Reklama
Rozwiń

Al Capone z Manchesteru

Do Poznania na towarzyski mecz z Polską przylatuje bardzo zły glina - Roy Keane. Bardziej irlandzki niż Guinness.

Publikacja: 18.11.2013 01:00

Al Capone z Manchesteru

Foto: ROL

Kiedyś był jedną z legend Old Trafford, dziś jest asystentem trenera reprezentacji Irlandii. Alex Ferguson w swojej najnowszej autobiografii napisał, że jego najtwardsza część ciała to język. „Jest niewyobrażalnie cięty i ostry. W ciągu kilku sekund może zbić z tropu nawet najbardziej pewną siebie osobę na świecie". Keane przyznaje, że aniołem nie był, toczył prywatne wojny nie tylko z Fergusonem, ale dodaje, że zawsze miał na tyle pokory, by przeprosić, jeśli zrobił coś złego.

13 czerwonych kartek

Grzechów na sumieniu ma sporo. Walczył słowem i czynem. Jak Eric Cantona, od którego w 1997 roku przejął w Manchesterze United kapitańską opaskę. Nie znokautował wprawdzie żadnego kibica, choć boks za młodu trenował, ale rywala z boiska na emeryturę wysłał. Brutalny faul na Alfie-Inge Haalandzie to była zemsta za kontuzję więzadeł krzyżowych, której doznał po nieudanym wślizgu na norweskim obrońcy i która wyłączyła go z gry na prawie cały sezon (1997/1998). Na okazję do rewanżu czekał ponad trzy lata.

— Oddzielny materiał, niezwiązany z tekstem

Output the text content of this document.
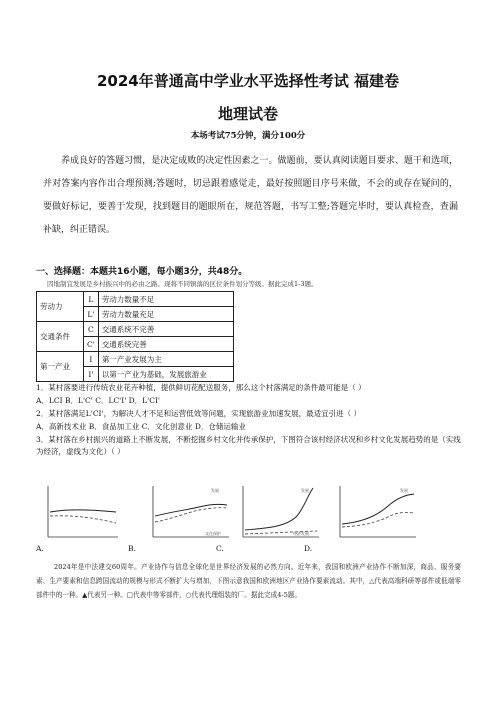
2024年普通高中学业水平选择性考试 福建卷
地理试卷
本场考试75分钟，满分100分
养成良好的答题习惯，是决定成败的决定性因素之一。做题前，要认真阅读题目要求、题干和选项，并对答案内容作出合理预测;答题时，切忌跟着感觉走，最好按照题目序号来做，不会的或存在疑问的，要做好标记，要善于发现，找到题目的题眼所在，规范答题，书写工整;答题完毕时，要认真检查，查漏补缺，纠正错误。
一、选择题：本题共16小题，每小题3分，共48分。
因地制宜发展是乡村振兴中的必由之路。现将不同镇落的区位条件划分等级。据此完成1-3题。
劳动力	L	劳动力数量不足
	L'	劳动力数量充足
交通条件	C	交通系统不完善
	C'	交通系统完善
第一产业	I	第一产业发展为主
	I'	以第一产业为基础，发展旅游业
1．某村落要进行传统农业花卉种植，提供鲜切花配送服务，那么这个村落满足的条件最可能是（ ）
A．LCI B．L'C' C．LC'I' D．L'CI'
2．某村落满足L'CI'，为解决人才不足和运营低效等问题，实现旅游业加速发展，最适宜引进（ ）
A．高新技术业 B．食品加工业 C．文化创意业 D．仓储运输业
3．某村落在乡村振兴的道路上不断发展，不断挖掘乡村文化并传承保护，下图符合该村经济状况和乡村文化发展趋势的是（实线为经济，虚线为文化）（ ）
发展
文化保护
发展
经济发展
发展
A.	B.	C.	D.
2024年是中法建交60周年。产业协作与信息全球化是世界经济发展的必然方向。近年来，我国和欧洲产业协作不断加深，商品、服务要素、生产要素和信息跨国流动的规模与形式不断扩大与增加，下图示意我国和欧洲地区产业协作要素流动。其中，△代表高端科研等部件或低端零部件中的一种。▲代表另一种。□代表中等零部件，○代表代理组装的厂。据此完成4-5题。
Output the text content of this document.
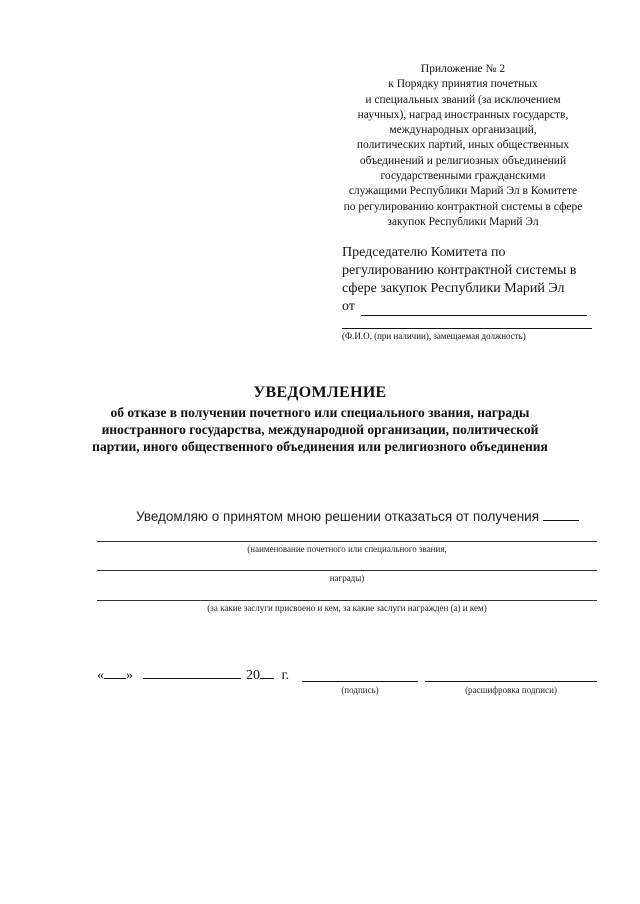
Приложение № 2
к Порядку принятия почетных
и специальных званий (за исключением
научных), наград иностранных государств,
международных организаций,
политических партий, иных общественных
объединений и религиозных объединений
государственными гражданскими
служащими Республики Марий Эл в Комитете
по регулированию контрактной системы в сфере
закупок Республики Марий Эл
Председателю Комитета по
регулированию контрактной системы в
сфере закупок Республики Марий Эл
от
(Ф.И.О. (при наличии), замещаемая должность)
УВЕДОМЛЕНИЕ
об отказе в получении почетного или специального звания, награды иностранного государства, международной организации, политической партии, иного общественного объединения или религиозного объединения
Уведомляю о принятом мною решении отказаться от получения
(наименование почетного или специального звания,
награды)
(за какие заслуги присвоено и кем, за какие заслуги награжден (а) и кем)
« »	20 г.
(подпись)	(расшифровка подписи)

– To było wystarczająco długo. Po zejściu do szatni nie miałem wyrzutów sumienia. Moim celem było przypier... mu. Wydaje mi się, że tam była piłka. Dostał to, na co zasłużył. Nie będzie już szydził ze mnie, że symulowałem kontuzję – opowiadał Keane. Zdyskwalifikowano go na pięć meczów, Haaland wkrótce musiał zakończyć karierę.

Zawsze grał bezpardonowo, nigdy nie unikał konfrontacji. 13 czerwonych kartek to do dziś niechlubny rekord Premiership. Brian Clough, który za 10 tys. funtów kupił go z irlandzkiego Cobh Ramblers do Nottingham Forest, mówił o nim, że jest Alem Capone Manchesteru United.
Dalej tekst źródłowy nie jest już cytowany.